Dia menambahkan bahwa jika proposal saat ini tidak diubah, undang-undang yang dihasilkan akan “menghukum orang yang masuk ke Inggris dengan cara yang tidak teratur seolah-olah mereka adalah penjahat.”

Perkembangan semacam itu akan bertentangan dengan hukum dan standar internasional dan memisahkan pencari suaka yang tiba di Inggris “menjadi dua tingkatan, melanggar hak setiap orang untuk menilai kebutuhan perlindungan mereka sendiri,” tegas Komisaris Tinggi.

Kewarganegaraan dilucuti

Dalam sebuah pernyataan Komisaris Tinggi juga memperingatkan bahwa “RUU yang awalnya dirumuskan akan memungkinkan warga negara Inggris dicabut kewarganegaraan Inggris mereka tanpa pemberitahuan dan dengan cara yang sewenang-wenang, yang berisiko meningkatkan keadaan tanpa kewarganegaraan.”

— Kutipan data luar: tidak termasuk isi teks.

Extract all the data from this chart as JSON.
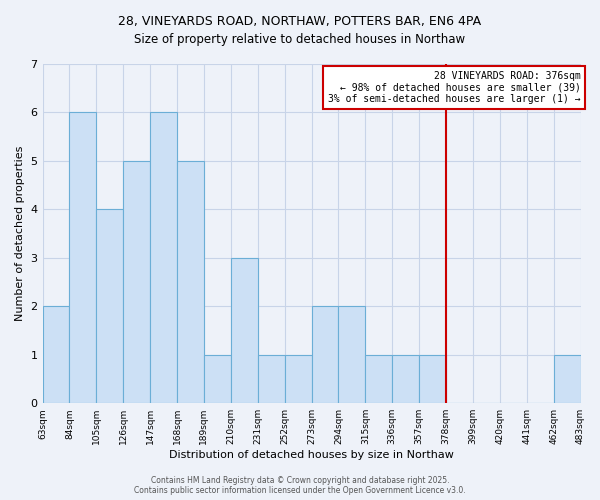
{
  "title_line1": "28, VINEYARDS ROAD, NORTHAW, POTTERS BAR, EN6 4PA",
  "title_line2": "Size of property relative to detached houses in Northaw",
  "xlabel": "Distribution of detached houses by size in Northaw",
  "ylabel": "Number of detached properties",
  "bins": [
    63,
    84,
    105,
    126,
    147,
    168,
    189,
    210,
    231,
    252,
    273,
    294,
    315,
    336,
    357,
    378,
    399,
    420,
    441,
    462,
    483
  ],
  "counts": [
    2,
    6,
    4,
    5,
    6,
    5,
    1,
    3,
    1,
    1,
    2,
    2,
    1,
    1,
    1,
    0,
    0,
    0,
    0,
    1
  ],
  "bar_color": "#cce0f5",
  "bar_edge_color": "#6baed6",
  "vline_x": 378,
  "vline_color": "#cc0000",
  "annotation_title": "28 VINEYARDS ROAD: 376sqm",
  "annotation_line1": "← 98% of detached houses are smaller (39)",
  "annotation_line2": "3% of semi-detached houses are larger (1) →",
  "annotation_box_color": "#ffffff",
  "annotation_border_color": "#cc0000",
  "ylim": [
    0,
    7
  ],
  "yticks": [
    0,
    1,
    2,
    3,
    4,
    5,
    6,
    7
  ],
  "footer_line1": "Contains HM Land Registry data © Crown copyright and database right 2025.",
  "footer_line2": "Contains public sector information licensed under the Open Government Licence v3.0.",
  "bg_color": "#eef2f9"
}
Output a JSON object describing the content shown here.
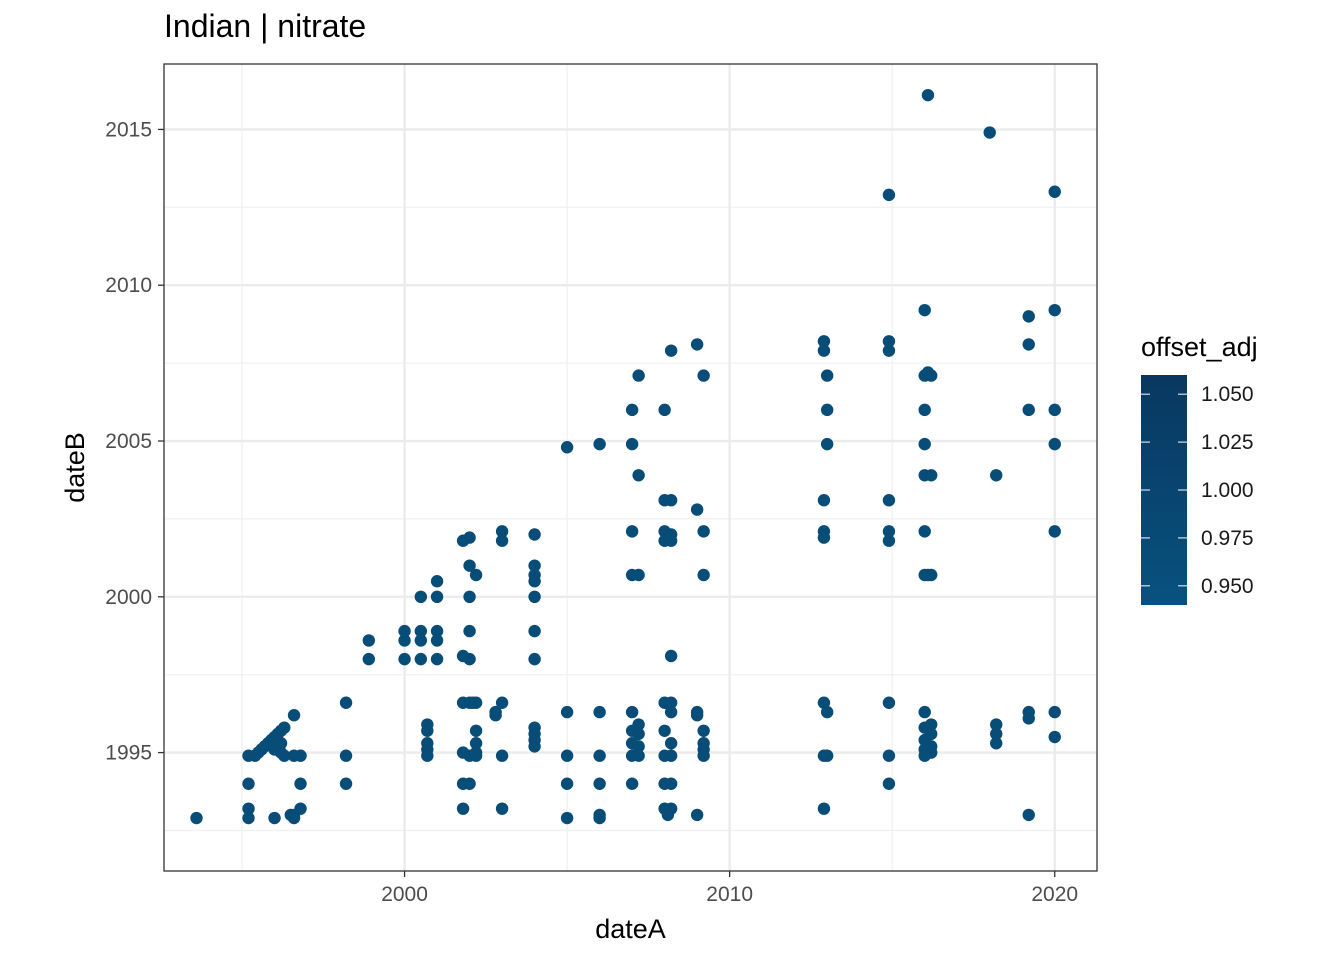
{
  "chart_data": {
    "type": "scatter",
    "title": "Indian | nitrate",
    "xlabel": "dateA",
    "ylabel": "dateB",
    "xlim": [
      1992.6,
      2021.3
    ],
    "ylim": [
      1991.2,
      2017.1
    ],
    "x_ticks": [
      2000,
      2010,
      2020
    ],
    "y_ticks": [
      1995,
      2000,
      2005,
      2010,
      2015
    ],
    "grid": true,
    "legend": {
      "title": "offset_adj",
      "position": "right",
      "type": "colorbar",
      "range": [
        0.94,
        1.06
      ],
      "ticks": [
        0.95,
        0.975,
        1.0,
        1.025,
        1.05
      ],
      "tick_labels": [
        "0.950",
        "0.975",
        "1.000",
        "1.025",
        "1.050"
      ],
      "colors": [
        "#08527f",
        "#083860"
      ]
    },
    "point_color": "#084c78",
    "points": [
      [
        1993.6,
        1992.9
      ],
      [
        1995.2,
        1992.9
      ],
      [
        1995.2,
        1993.2
      ],
      [
        1995.2,
        1994.0
      ],
      [
        1995.2,
        1994.9
      ],
      [
        1995.4,
        1994.9
      ],
      [
        1995.5,
        1995.0
      ],
      [
        1995.6,
        1995.1
      ],
      [
        1995.7,
        1995.2
      ],
      [
        1995.8,
        1995.3
      ],
      [
        1995.9,
        1995.4
      ],
      [
        1996.0,
        1995.5
      ],
      [
        1996.1,
        1995.6
      ],
      [
        1996.2,
        1995.7
      ],
      [
        1996.3,
        1995.8
      ],
      [
        1996.0,
        1995.1
      ],
      [
        1996.1,
        1995.2
      ],
      [
        1996.2,
        1995.3
      ],
      [
        1996.2,
        1995.0
      ],
      [
        1996.3,
        1994.9
      ],
      [
        1996.0,
        1992.9
      ],
      [
        1996.5,
        1993.0
      ],
      [
        1996.6,
        1993.0
      ],
      [
        1996.6,
        1992.9
      ],
      [
        1996.6,
        1994.9
      ],
      [
        1996.6,
        1996.2
      ],
      [
        1996.8,
        1993.2
      ],
      [
        1996.8,
        1994.0
      ],
      [
        1996.8,
        1994.9
      ],
      [
        1998.2,
        1996.6
      ],
      [
        1998.2,
        1994.9
      ],
      [
        1998.2,
        1994.0
      ],
      [
        1998.9,
        1998.6
      ],
      [
        1998.9,
        1998.0
      ],
      [
        2000.0,
        1998.9
      ],
      [
        2000.0,
        1998.6
      ],
      [
        2000.0,
        1998.0
      ],
      [
        2000.5,
        2000.0
      ],
      [
        2000.5,
        1998.9
      ],
      [
        2000.5,
        1998.6
      ],
      [
        2000.5,
        1998.0
      ],
      [
        2000.7,
        1995.9
      ],
      [
        2000.7,
        1995.7
      ],
      [
        2000.7,
        1995.3
      ],
      [
        2000.7,
        1995.1
      ],
      [
        2000.7,
        1994.9
      ],
      [
        2001.0,
        2000.5
      ],
      [
        2001.0,
        2000.0
      ],
      [
        2001.0,
        1998.9
      ],
      [
        2001.0,
        1998.6
      ],
      [
        2001.0,
        1998.0
      ],
      [
        2001.8,
        2001.8
      ],
      [
        2001.8,
        1998.1
      ],
      [
        2001.8,
        1996.6
      ],
      [
        2001.8,
        1995.0
      ],
      [
        2001.8,
        1994.0
      ],
      [
        2001.8,
        1993.2
      ],
      [
        2002.0,
        2001.9
      ],
      [
        2002.0,
        2001.0
      ],
      [
        2002.0,
        2000.0
      ],
      [
        2002.0,
        1998.9
      ],
      [
        2002.0,
        1998.0
      ],
      [
        2002.0,
        1996.6
      ],
      [
        2002.0,
        1994.0
      ],
      [
        2002.0,
        1994.9
      ],
      [
        2002.2,
        2000.7
      ],
      [
        2002.2,
        1996.6
      ],
      [
        2002.2,
        1995.7
      ],
      [
        2002.2,
        1995.3
      ],
      [
        2002.2,
        1995.0
      ],
      [
        2002.2,
        1994.9
      ],
      [
        2002.1,
        1996.6
      ],
      [
        2002.8,
        1996.3
      ],
      [
        2002.8,
        1996.2
      ],
      [
        2003.0,
        2002.1
      ],
      [
        2003.0,
        2001.8
      ],
      [
        2003.0,
        1996.6
      ],
      [
        2003.0,
        1994.9
      ],
      [
        2003.0,
        1993.2
      ],
      [
        2004.0,
        2002.0
      ],
      [
        2004.0,
        2001.0
      ],
      [
        2004.0,
        2000.7
      ],
      [
        2004.0,
        2000.5
      ],
      [
        2004.0,
        2000.0
      ],
      [
        2004.0,
        1998.9
      ],
      [
        2004.0,
        1998.0
      ],
      [
        2004.0,
        1995.8
      ],
      [
        2004.0,
        1995.6
      ],
      [
        2004.0,
        1995.4
      ],
      [
        2004.0,
        1995.2
      ],
      [
        2005.0,
        2004.8
      ],
      [
        2005.0,
        1996.3
      ],
      [
        2005.0,
        1994.9
      ],
      [
        2005.0,
        1994.0
      ],
      [
        2005.0,
        1992.9
      ],
      [
        2006.0,
        2004.9
      ],
      [
        2006.0,
        1996.3
      ],
      [
        2006.0,
        1994.9
      ],
      [
        2006.0,
        1994.0
      ],
      [
        2006.0,
        1993.0
      ],
      [
        2006.0,
        1992.9
      ],
      [
        2007.0,
        2006.0
      ],
      [
        2007.0,
        2004.9
      ],
      [
        2007.0,
        2002.1
      ],
      [
        2007.0,
        2000.7
      ],
      [
        2007.0,
        1996.3
      ],
      [
        2007.0,
        1995.7
      ],
      [
        2007.0,
        1995.3
      ],
      [
        2007.0,
        1994.9
      ],
      [
        2007.0,
        1994.0
      ],
      [
        2007.2,
        2007.1
      ],
      [
        2007.2,
        2003.9
      ],
      [
        2007.2,
        2000.7
      ],
      [
        2007.2,
        1995.9
      ],
      [
        2007.2,
        1995.6
      ],
      [
        2007.2,
        1995.2
      ],
      [
        2007.2,
        1994.9
      ],
      [
        2008.0,
        2006.0
      ],
      [
        2008.0,
        2003.1
      ],
      [
        2008.0,
        2002.1
      ],
      [
        2008.0,
        2001.8
      ],
      [
        2008.0,
        1996.6
      ],
      [
        2008.0,
        1995.7
      ],
      [
        2008.0,
        1994.9
      ],
      [
        2008.0,
        1994.0
      ],
      [
        2008.0,
        1993.2
      ],
      [
        2008.1,
        1993.0
      ],
      [
        2008.2,
        2007.9
      ],
      [
        2008.2,
        2003.1
      ],
      [
        2008.2,
        2002.0
      ],
      [
        2008.2,
        2001.8
      ],
      [
        2008.2,
        1998.1
      ],
      [
        2008.2,
        1996.6
      ],
      [
        2008.2,
        1996.3
      ],
      [
        2008.2,
        1995.3
      ],
      [
        2008.2,
        1994.9
      ],
      [
        2008.2,
        1994.0
      ],
      [
        2008.2,
        1993.2
      ],
      [
        2009.0,
        2008.1
      ],
      [
        2009.0,
        2002.8
      ],
      [
        2009.0,
        1996.3
      ],
      [
        2009.0,
        1996.2
      ],
      [
        2009.0,
        1993.0
      ],
      [
        2009.2,
        2007.1
      ],
      [
        2009.2,
        2002.1
      ],
      [
        2009.2,
        2000.7
      ],
      [
        2009.2,
        1995.7
      ],
      [
        2009.2,
        1995.3
      ],
      [
        2009.2,
        1995.1
      ],
      [
        2009.2,
        1994.9
      ],
      [
        2012.9,
        2008.2
      ],
      [
        2012.9,
        2007.9
      ],
      [
        2012.9,
        2003.1
      ],
      [
        2012.9,
        2002.1
      ],
      [
        2012.9,
        2001.9
      ],
      [
        2012.9,
        1996.6
      ],
      [
        2012.9,
        1994.9
      ],
      [
        2012.9,
        1993.2
      ],
      [
        2013.0,
        2007.1
      ],
      [
        2013.0,
        2006.0
      ],
      [
        2013.0,
        2004.9
      ],
      [
        2013.0,
        1996.3
      ],
      [
        2013.0,
        1994.9
      ],
      [
        2014.9,
        2012.9
      ],
      [
        2014.9,
        2008.2
      ],
      [
        2014.9,
        2007.9
      ],
      [
        2014.9,
        2003.1
      ],
      [
        2014.9,
        2002.1
      ],
      [
        2014.9,
        2001.8
      ],
      [
        2014.9,
        1996.6
      ],
      [
        2014.9,
        1994.9
      ],
      [
        2014.9,
        1994.0
      ],
      [
        2016.0,
        2009.2
      ],
      [
        2016.0,
        2007.1
      ],
      [
        2016.0,
        2006.0
      ],
      [
        2016.0,
        2004.9
      ],
      [
        2016.0,
        2003.9
      ],
      [
        2016.0,
        2002.1
      ],
      [
        2016.0,
        2000.7
      ],
      [
        2016.0,
        1996.3
      ],
      [
        2016.0,
        1995.8
      ],
      [
        2016.0,
        1995.4
      ],
      [
        2016.0,
        1995.1
      ],
      [
        2016.0,
        1994.9
      ],
      [
        2016.1,
        2016.1
      ],
      [
        2016.2,
        2007.1
      ],
      [
        2016.2,
        2003.9
      ],
      [
        2016.2,
        2000.7
      ],
      [
        2016.2,
        1995.9
      ],
      [
        2016.2,
        1995.6
      ],
      [
        2016.2,
        1995.2
      ],
      [
        2016.2,
        1995.0
      ],
      [
        2016.1,
        2007.2
      ],
      [
        2016.1,
        2000.7
      ],
      [
        2018.0,
        2014.9
      ],
      [
        2018.2,
        2003.9
      ],
      [
        2018.2,
        1995.9
      ],
      [
        2018.2,
        1995.6
      ],
      [
        2018.2,
        1995.3
      ],
      [
        2019.2,
        2009.0
      ],
      [
        2019.2,
        2008.1
      ],
      [
        2019.2,
        2006.0
      ],
      [
        2019.2,
        1996.3
      ],
      [
        2019.2,
        1996.1
      ],
      [
        2019.2,
        1993.0
      ],
      [
        2020.0,
        2013.0
      ],
      [
        2020.0,
        2009.2
      ],
      [
        2020.0,
        2006.0
      ],
      [
        2020.0,
        2004.9
      ],
      [
        2020.0,
        2002.1
      ],
      [
        2020.0,
        1996.3
      ],
      [
        2020.0,
        1995.5
      ]
    ]
  }
}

Bachelet juga menyoroti bagaimana proposal “untuk mengkriminalisasi secara luas mereka yang memfasilitasi migrasi tidak teratur dapat menghukum dan menghalangi orang menyelamatkan migran dalam kesulitan di laut, yang berpotensi mengakibatkan konsekuensi yang mengerikan, termasuk hilangnya nyawa yang lebih tragis di Selat.”

Kritik terhadap reformasi yang dipimpin Pemerintah Inggris telah menyatakan keprihatinannya bahwa proposal tersebut mempermudah penuntutan pencari suaka sebelum mereka memiliki kesempatan untuk mengklaim suaka. Dan mereka mengutuk skema untuk mendirikan pusat pemrosesan lepas pantai bagi mereka yang mencari perlindungan internasional di Inggris.

“Pusat pemrosesan lepas pantai yang diusulkan akan memaparkan para pencari suaka pada risiko nyata pemindahan paksa, periode isolasi dan perampasan kebebasan yang diperpanjang, melanggar hak asasi dan martabat mereka,” tegas Bachelet.

Pada tahun 2021, aplikasi suaka ke Inggris mencapai 48.540, menurut Perpustakaan House of Commons Inggris.